Additionally, sensitive personal data, including biometrics, health records, caste, and financial information, is accorded higher protection. This recognises that certain categories of data, if misused, can result in irreversible harm and systemic discrimination.

 

Balancing Privacy and Innovation

A central policy challenge in data protection law lies in balancing individual rights with innovation. Excessively rigid regulation risks stifling start-ups, research, and digital public infrastructure, while lax regulation undermines trust and accountability.

The DPDP regime adopts a calibrated approach through proportionate obligations—lighter compliance requirements for smaller entities and stricter duties for large platforms. It also allows narrowly tailored exemptions for national security and public health, subject to judicial review, thereby retaining constitutional oversight over executive discretion.

 

Contemporary Relevance: AI, Algorithms, and the Future

The relevance of the DPDP framework is heightened by the rapid expansion of artificial intelligence and algorithmic decision-making. Questions surrounding consent for training data, transparency in automated decisions, and protection against opaque profiling are becoming increasingly urgent.

Whether the DPDP regime can adequately address these challenges will depend on regulatory interpretation, enforcement practices, and future judicial engagement. As India positions itself as a global digital economy, data protection will play a decisive role in shaping public trust.

 

Conclusion

The Digital Personal Data Protection Act and Rules represent a pivotal moment in India’s digital constitutionalism. By translating the principles articulated in Puttaswamy into enforceable statutory rights, the framework offers individuals meaningful control over their digital identities.
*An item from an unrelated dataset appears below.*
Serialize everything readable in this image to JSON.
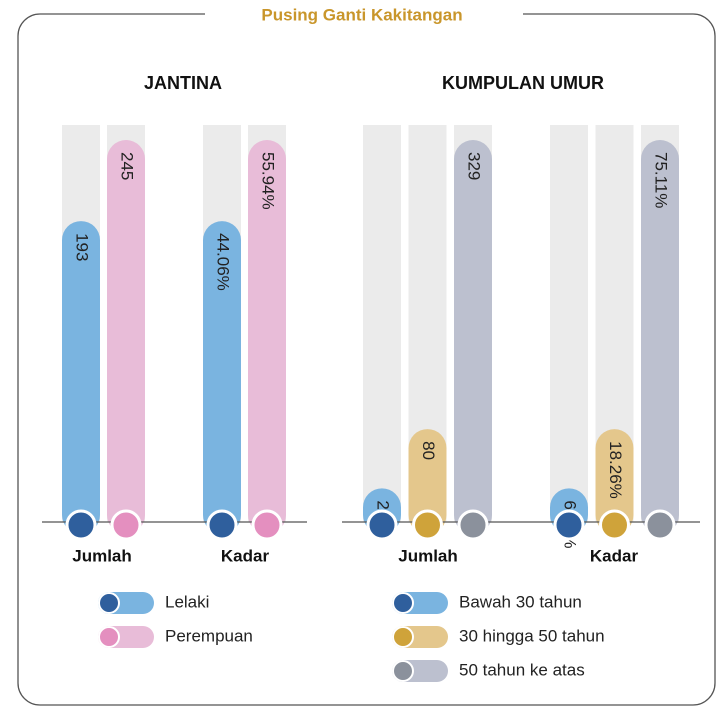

However, the success of this regime will ultimately depend on robust enforcement, institutional capacity, and public awareness. The true measure of India’s data protection law lies not merely in its text, but in its ability to safeguard dignity, autonomy, and trust in everyday digital life.

 

Disclaimer

This article reflects the author’s academic interpretation of the Digital Personal Data Protection Act, 2023, the Digital Personal Data Protection Rules, 2025, judicial decisions, and government notifications. It is intended solely for informational and educational purposes and does not constitute legal advice.